MODELING OF THE NON-TURBULENT SURFACE LAYER ELECTRODYNAMIC STRUCTURE
Keywords:
Mathematical modeling, electrodynamics, surface layer, atmosphere, electrode effect, electric field, aeroions, ionization, aerosolAbstract
The article presents an electrodynamic model of the atmospheric surface layer caused by
the action of the electrode effect near the earth's surface, and an analysis of its equations by methods
of similarity theory. Mathematical models of the surface layer electrical state in the approximations
of the classical and turbulent electrode effect are considered separately. In the mathematical
formulation of modeling problems, a number of well-founded physical assumptions were created
that made it possible to obtain analytical solutions to the equations. Analytical formulas have
been obtained for calculating the profiles of aeroion concentrations, the density of the space electric
charge and the electric field in the electrode layer. As a result of mathematical modeling, the
dependences of the electrical characteristics distribution in the surface layer on the values of the
electric field, the degree of air ionization and aerosol pollution of the atmosphere are investigated.

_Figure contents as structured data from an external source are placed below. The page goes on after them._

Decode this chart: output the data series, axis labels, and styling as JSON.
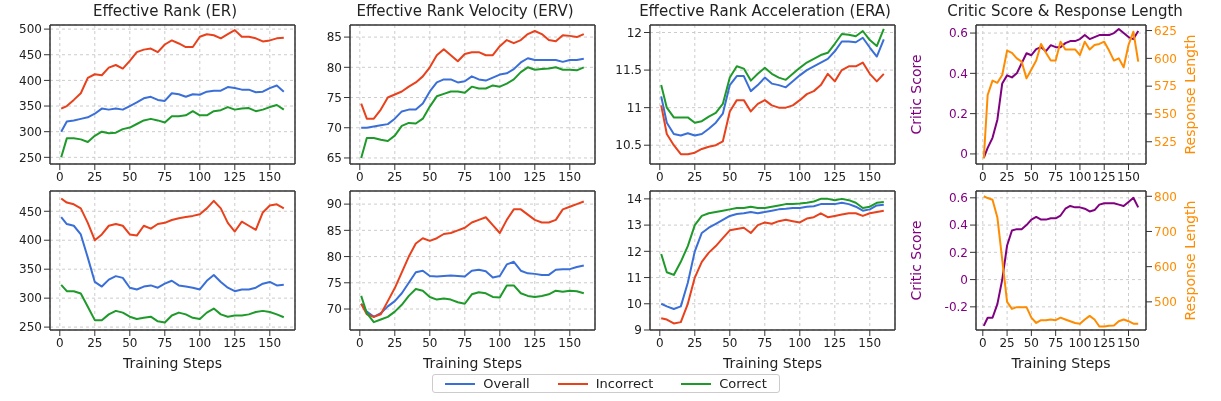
{
  "chart_data": [
    {
      "type": "line",
      "title": "Effective Rank (ER)",
      "x": [
        1,
        5,
        10,
        15,
        20,
        25,
        30,
        35,
        40,
        45,
        50,
        55,
        60,
        65,
        70,
        75,
        80,
        85,
        90,
        95,
        100,
        105,
        110,
        115,
        120,
        125,
        130,
        135,
        140,
        145,
        150,
        155,
        160
      ],
      "xlim": [
        -7,
        168
      ],
      "xticks": [
        0,
        25,
        50,
        75,
        100,
        125,
        150
      ],
      "ylim": [
        237,
        508
      ],
      "yticks": [
        250,
        300,
        350,
        400,
        450,
        500
      ],
      "grid": true,
      "series": [
        {
          "color": "#3a6fd8",
          "values": [
            300,
            320,
            322,
            325,
            328,
            335,
            345,
            343,
            345,
            343,
            350,
            357,
            365,
            368,
            362,
            360,
            375,
            373,
            368,
            373,
            372,
            378,
            380,
            380,
            387,
            385,
            382,
            382,
            377,
            378,
            385,
            390,
            378
          ]
        },
        {
          "color": "#e8411c",
          "values": [
            345,
            350,
            362,
            375,
            405,
            412,
            410,
            425,
            430,
            423,
            438,
            455,
            460,
            462,
            455,
            470,
            478,
            472,
            465,
            465,
            485,
            490,
            488,
            482,
            490,
            498,
            485,
            485,
            482,
            476,
            478,
            482,
            483
          ]
        },
        {
          "color": "#1e9a2a",
          "values": [
            250,
            287,
            287,
            285,
            280,
            292,
            300,
            297,
            298,
            305,
            308,
            315,
            322,
            325,
            322,
            318,
            330,
            330,
            332,
            340,
            332,
            332,
            340,
            342,
            348,
            343,
            345,
            346,
            340,
            343,
            348,
            352,
            343
          ]
        }
      ]
    },
    {
      "type": "line",
      "title": "Effective Rank Velocity (ERV)",
      "x": [
        1,
        5,
        10,
        15,
        20,
        25,
        30,
        35,
        40,
        45,
        50,
        55,
        60,
        65,
        70,
        75,
        80,
        85,
        90,
        95,
        100,
        105,
        110,
        115,
        120,
        125,
        130,
        135,
        140,
        145,
        150,
        155,
        160
      ],
      "xlim": [
        -7,
        168
      ],
      "xticks": [
        0,
        25,
        50,
        75,
        100,
        125,
        150
      ],
      "ylim": [
        64,
        87
      ],
      "yticks": [
        65,
        70,
        75,
        80,
        85
      ],
      "grid": true,
      "series": [
        {
          "color": "#3a6fd8",
          "values": [
            70,
            70,
            70.2,
            70.4,
            70.6,
            71.5,
            72.7,
            73,
            73,
            74,
            76,
            77.5,
            78,
            78,
            77.5,
            77.7,
            78.5,
            78,
            77.8,
            78.3,
            78.8,
            79,
            79.7,
            80.8,
            81.5,
            81.2,
            81.2,
            81.2,
            81.2,
            80.9,
            81.2,
            81.2,
            81.4
          ]
        },
        {
          "color": "#e8411c",
          "values": [
            74,
            71.5,
            71.5,
            73,
            75,
            75.5,
            76,
            76.8,
            77.5,
            78.5,
            80,
            82,
            83,
            82,
            81,
            82.2,
            82.5,
            82.5,
            82,
            82,
            83.5,
            84.5,
            84,
            84.5,
            85.5,
            86,
            85.5,
            84.5,
            84.3,
            85.3,
            85.2,
            85,
            85.5
          ]
        },
        {
          "color": "#1e9a2a",
          "values": [
            65,
            68.3,
            68.3,
            68,
            67.8,
            68.7,
            70.3,
            70.8,
            70.7,
            71.5,
            73.5,
            75.2,
            75.6,
            76,
            76,
            75.8,
            76.8,
            76.5,
            76.5,
            77,
            76.8,
            77.3,
            78,
            79.2,
            80,
            79.6,
            79.7,
            79.8,
            80,
            79.6,
            79.6,
            79.5,
            80
          ]
        }
      ]
    },
    {
      "type": "line",
      "title": "Effective Rank Acceleration (ERA)",
      "x": [
        1,
        5,
        10,
        15,
        20,
        25,
        30,
        35,
        40,
        45,
        50,
        55,
        60,
        65,
        70,
        75,
        80,
        85,
        90,
        95,
        100,
        105,
        110,
        115,
        120,
        125,
        130,
        135,
        140,
        145,
        150,
        155,
        160
      ],
      "xlim": [
        -7,
        168
      ],
      "xticks": [
        0,
        25,
        50,
        75,
        100,
        125,
        150
      ],
      "ylim": [
        10.25,
        12.1
      ],
      "yticks": [
        10.5,
        11,
        11.5,
        12
      ],
      "grid": true,
      "series": [
        {
          "color": "#3a6fd8",
          "values": [
            11.15,
            10.8,
            10.65,
            10.63,
            10.66,
            10.63,
            10.65,
            10.72,
            10.8,
            10.92,
            11.3,
            11.42,
            11.42,
            11.22,
            11.3,
            11.4,
            11.32,
            11.3,
            11.27,
            11.35,
            11.43,
            11.5,
            11.55,
            11.6,
            11.65,
            11.75,
            11.88,
            11.88,
            11.87,
            11.93,
            11.8,
            11.68,
            11.91
          ]
        },
        {
          "color": "#e8411c",
          "values": [
            11.03,
            10.65,
            10.5,
            10.38,
            10.38,
            10.4,
            10.45,
            10.48,
            10.5,
            10.55,
            10.95,
            11.1,
            11.1,
            10.95,
            11.05,
            11.1,
            11.03,
            11,
            11,
            11.03,
            11.1,
            11.18,
            11.22,
            11.3,
            11.45,
            11.35,
            11.5,
            11.55,
            11.55,
            11.6,
            11.45,
            11.35,
            11.45
          ]
        },
        {
          "color": "#1e9a2a",
          "values": [
            11.3,
            11,
            10.87,
            10.87,
            10.87,
            10.8,
            10.82,
            10.88,
            10.93,
            11.05,
            11.4,
            11.55,
            11.52,
            11.36,
            11.45,
            11.53,
            11.45,
            11.4,
            11.37,
            11.45,
            11.53,
            11.6,
            11.65,
            11.7,
            11.73,
            11.85,
            11.98,
            11.97,
            11.95,
            12.02,
            11.9,
            11.82,
            12.05
          ]
        }
      ]
    },
    {
      "type": "line",
      "title": "Critic Score & Response Length",
      "ylabel": "Critic Score",
      "y2label": "Response Length",
      "x": [
        1,
        5,
        10,
        15,
        20,
        25,
        30,
        35,
        40,
        45,
        50,
        55,
        60,
        65,
        70,
        75,
        80,
        85,
        90,
        95,
        100,
        105,
        110,
        115,
        120,
        125,
        130,
        135,
        140,
        145,
        150,
        155,
        160
      ],
      "xlim": [
        -7,
        168
      ],
      "xticks": [
        0,
        25,
        50,
        75,
        100,
        125,
        150
      ],
      "ylim": [
        -0.05,
        0.64
      ],
      "yticks": [
        0,
        0.2,
        0.4,
        0.6
      ],
      "y2lim": [
        505,
        630
      ],
      "y2ticks": [
        525,
        550,
        575,
        600,
        625
      ],
      "grid": true,
      "series": [
        {
          "color": "#800080",
          "values": [
            -0.02,
            0.03,
            0.08,
            0.17,
            0.35,
            0.39,
            0.38,
            0.4,
            0.45,
            0.5,
            0.49,
            0.52,
            0.53,
            0.51,
            0.54,
            0.53,
            0.53,
            0.55,
            0.56,
            0.56,
            0.57,
            0.59,
            0.57,
            0.58,
            0.59,
            0.59,
            0.59,
            0.6,
            0.62,
            0.6,
            0.58,
            0.57,
            0.61
          ]
        },
        {
          "color": "#ff8c00",
          "axis": "y2",
          "values": [
            510,
            567,
            580,
            578,
            585,
            607,
            605,
            600,
            597,
            582,
            590,
            598,
            613,
            605,
            598,
            598,
            615,
            608,
            608,
            608,
            603,
            615,
            608,
            612,
            613,
            615,
            607,
            598,
            600,
            592,
            612,
            624,
            597
          ]
        }
      ]
    },
    {
      "type": "line",
      "xlabel": "Training Steps",
      "x": [
        1,
        5,
        10,
        15,
        20,
        25,
        30,
        35,
        40,
        45,
        50,
        55,
        60,
        65,
        70,
        75,
        80,
        85,
        90,
        95,
        100,
        105,
        110,
        115,
        120,
        125,
        130,
        135,
        140,
        145,
        150,
        155,
        160
      ],
      "xlim": [
        -7,
        168
      ],
      "xticks": [
        0,
        25,
        50,
        75,
        100,
        125,
        150
      ],
      "ylim": [
        245,
        485
      ],
      "yticks": [
        250,
        300,
        350,
        400,
        450
      ],
      "grid": true,
      "series": [
        {
          "color": "#3a6fd8",
          "values": [
            440,
            428,
            425,
            410,
            370,
            328,
            320,
            332,
            338,
            335,
            318,
            315,
            320,
            322,
            318,
            325,
            330,
            322,
            320,
            318,
            315,
            330,
            340,
            328,
            318,
            312,
            315,
            315,
            318,
            325,
            328,
            322,
            323
          ]
        },
        {
          "color": "#e8411c",
          "values": [
            472,
            465,
            462,
            455,
            430,
            400,
            410,
            425,
            428,
            425,
            410,
            408,
            425,
            420,
            428,
            430,
            435,
            438,
            440,
            442,
            445,
            455,
            468,
            455,
            430,
            415,
            432,
            425,
            418,
            448,
            460,
            462,
            455
          ]
        },
        {
          "color": "#1e9a2a",
          "values": [
            323,
            312,
            312,
            308,
            285,
            262,
            262,
            272,
            278,
            275,
            268,
            264,
            266,
            268,
            260,
            258,
            270,
            275,
            272,
            266,
            264,
            275,
            282,
            272,
            268,
            270,
            270,
            272,
            276,
            278,
            276,
            272,
            267
          ]
        }
      ]
    },
    {
      "type": "line",
      "xlabel": "Training Steps",
      "x": [
        1,
        5,
        10,
        15,
        20,
        25,
        30,
        35,
        40,
        45,
        50,
        55,
        60,
        65,
        70,
        75,
        80,
        85,
        90,
        95,
        100,
        105,
        110,
        115,
        120,
        125,
        130,
        135,
        140,
        145,
        150,
        155,
        160
      ],
      "xlim": [
        -7,
        168
      ],
      "xticks": [
        0,
        25,
        50,
        75,
        100,
        125,
        150
      ],
      "ylim": [
        66,
        92.5
      ],
      "yticks": [
        70,
        75,
        80,
        85,
        90
      ],
      "grid": true,
      "legend": "bottom",
      "series": [
        {
          "name": "Overall",
          "color": "#3a6fd8",
          "values": [
            71,
            69.5,
            68.5,
            69.2,
            70.5,
            71.5,
            73,
            75,
            77,
            77.3,
            76.3,
            76.2,
            76.3,
            76.4,
            76.3,
            76.2,
            77.3,
            77.5,
            77.2,
            76,
            76.3,
            78.5,
            79,
            77.3,
            76.8,
            76.7,
            76.5,
            76.5,
            77.5,
            77.6,
            77.6,
            78,
            78.3
          ]
        },
        {
          "name": "Incorrect",
          "color": "#e8411c",
          "values": [
            71,
            69,
            68.5,
            69,
            71.5,
            74,
            77,
            80,
            82.5,
            83.5,
            83,
            83.5,
            84.3,
            84.5,
            85,
            85.5,
            86.5,
            87,
            87.5,
            86,
            84.5,
            87,
            89,
            89,
            88,
            87,
            86.5,
            86.5,
            87,
            89,
            89.5,
            90,
            90.5
          ]
        },
        {
          "name": "Correct",
          "color": "#1e9a2a",
          "values": [
            72.5,
            69.2,
            67.5,
            68,
            68.5,
            69.5,
            70.8,
            72.5,
            73.8,
            73.5,
            72.3,
            71.8,
            72,
            71.8,
            71.3,
            71,
            72.8,
            73.2,
            73,
            72.3,
            72.2,
            74.5,
            74.5,
            73,
            72.5,
            72.3,
            72.5,
            72.8,
            73.5,
            73.3,
            73.5,
            73.4,
            73
          ]
        }
      ]
    },
    {
      "type": "line",
      "xlabel": "Training Steps",
      "x": [
        1,
        5,
        10,
        15,
        20,
        25,
        30,
        35,
        40,
        45,
        50,
        55,
        60,
        65,
        70,
        75,
        80,
        85,
        90,
        95,
        100,
        105,
        110,
        115,
        120,
        125,
        130,
        135,
        140,
        145,
        150,
        155,
        160
      ],
      "xlim": [
        -7,
        168
      ],
      "xticks": [
        0,
        25,
        50,
        75,
        100,
        125,
        150
      ],
      "ylim": [
        9,
        14.3
      ],
      "yticks": [
        9,
        10,
        11,
        12,
        13,
        14
      ],
      "grid": true,
      "series": [
        {
          "color": "#3a6fd8",
          "values": [
            10,
            9.9,
            9.8,
            9.9,
            10.8,
            12,
            12.7,
            12.9,
            13.05,
            13.2,
            13.35,
            13.42,
            13.45,
            13.5,
            13.45,
            13.5,
            13.55,
            13.6,
            13.62,
            13.65,
            13.65,
            13.7,
            13.72,
            13.8,
            13.8,
            13.8,
            13.85,
            13.8,
            13.7,
            13.55,
            13.6,
            13.75,
            13.78
          ]
        },
        {
          "color": "#e8411c",
          "values": [
            9.45,
            9.4,
            9.25,
            9.3,
            10,
            11,
            11.6,
            11.95,
            12.2,
            12.5,
            12.8,
            12.85,
            12.9,
            12.7,
            13,
            13.1,
            13.05,
            13.15,
            13.2,
            13.15,
            13.1,
            13.25,
            13.3,
            13.45,
            13.3,
            13.35,
            13.4,
            13.45,
            13.45,
            13.35,
            13.45,
            13.5,
            13.55
          ]
        },
        {
          "color": "#1e9a2a",
          "values": [
            11.9,
            11.2,
            11.1,
            11.6,
            12.2,
            13,
            13.35,
            13.45,
            13.5,
            13.55,
            13.6,
            13.65,
            13.65,
            13.7,
            13.65,
            13.65,
            13.7,
            13.75,
            13.8,
            13.8,
            13.82,
            13.85,
            13.9,
            14,
            14,
            13.95,
            14,
            13.95,
            13.85,
            13.65,
            13.7,
            13.85,
            13.88
          ]
        }
      ]
    },
    {
      "type": "line",
      "xlabel": "Training Steps",
      "ylabel": "Critic Score",
      "y2label": "Response Length",
      "x": [
        1,
        5,
        10,
        15,
        20,
        25,
        30,
        35,
        40,
        45,
        50,
        55,
        60,
        65,
        70,
        75,
        80,
        85,
        90,
        95,
        100,
        105,
        110,
        115,
        120,
        125,
        130,
        135,
        140,
        145,
        150,
        155,
        160
      ],
      "xlim": [
        -7,
        168
      ],
      "xticks": [
        0,
        25,
        50,
        75,
        100,
        125,
        150
      ],
      "ylim": [
        -0.37,
        0.65
      ],
      "yticks": [
        -0.2,
        0,
        0.2,
        0.4,
        0.6
      ],
      "y2lim": [
        420,
        815
      ],
      "y2ticks": [
        500,
        600,
        700,
        800
      ],
      "grid": true,
      "series": [
        {
          "color": "#800080",
          "values": [
            -0.34,
            -0.28,
            -0.28,
            -0.18,
            0,
            0.25,
            0.36,
            0.37,
            0.37,
            0.4,
            0.44,
            0.46,
            0.44,
            0.44,
            0.45,
            0.45,
            0.47,
            0.52,
            0.54,
            0.53,
            0.53,
            0.52,
            0.5,
            0.51,
            0.55,
            0.56,
            0.56,
            0.56,
            0.55,
            0.54,
            0.57,
            0.6,
            0.53
          ]
        },
        {
          "color": "#ff8c00",
          "axis": "y2",
          "values": [
            800,
            795,
            790,
            740,
            620,
            500,
            480,
            485,
            485,
            485,
            455,
            440,
            448,
            448,
            450,
            448,
            455,
            450,
            445,
            440,
            438,
            450,
            460,
            450,
            430,
            430,
            432,
            433,
            445,
            450,
            445,
            438,
            438
          ]
        }
      ]
    }
  ]
}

It is shown that the ratio of the electric field values on the earth's surface and at the upper boundary
of the electrode layer is almost constant. The increasing of the electric field, the rate of air
ionization and the presence of sufficient concentration aerosol particles leads to a decrease in the
thickness of the electrode layer and, as a consequence, the scale of distribution of its parameters.
An amplification in the degree of ionization increases, and an increase in the concentration of
aerosol particles in the atmosphere decreases the values of the electric charge density in the surface
layer. Theoretical calculations are in good agreement with experimental data and the results
of numerical modeling of the surface layer electrical structure. The analytical formulas obtained
in the work for calculating the electrical characteristics of the surface layer and the results of
calculations can be useful in solving a number of applied problems of geophysics, in particular for
monitoring the electrical state of the atmosphere.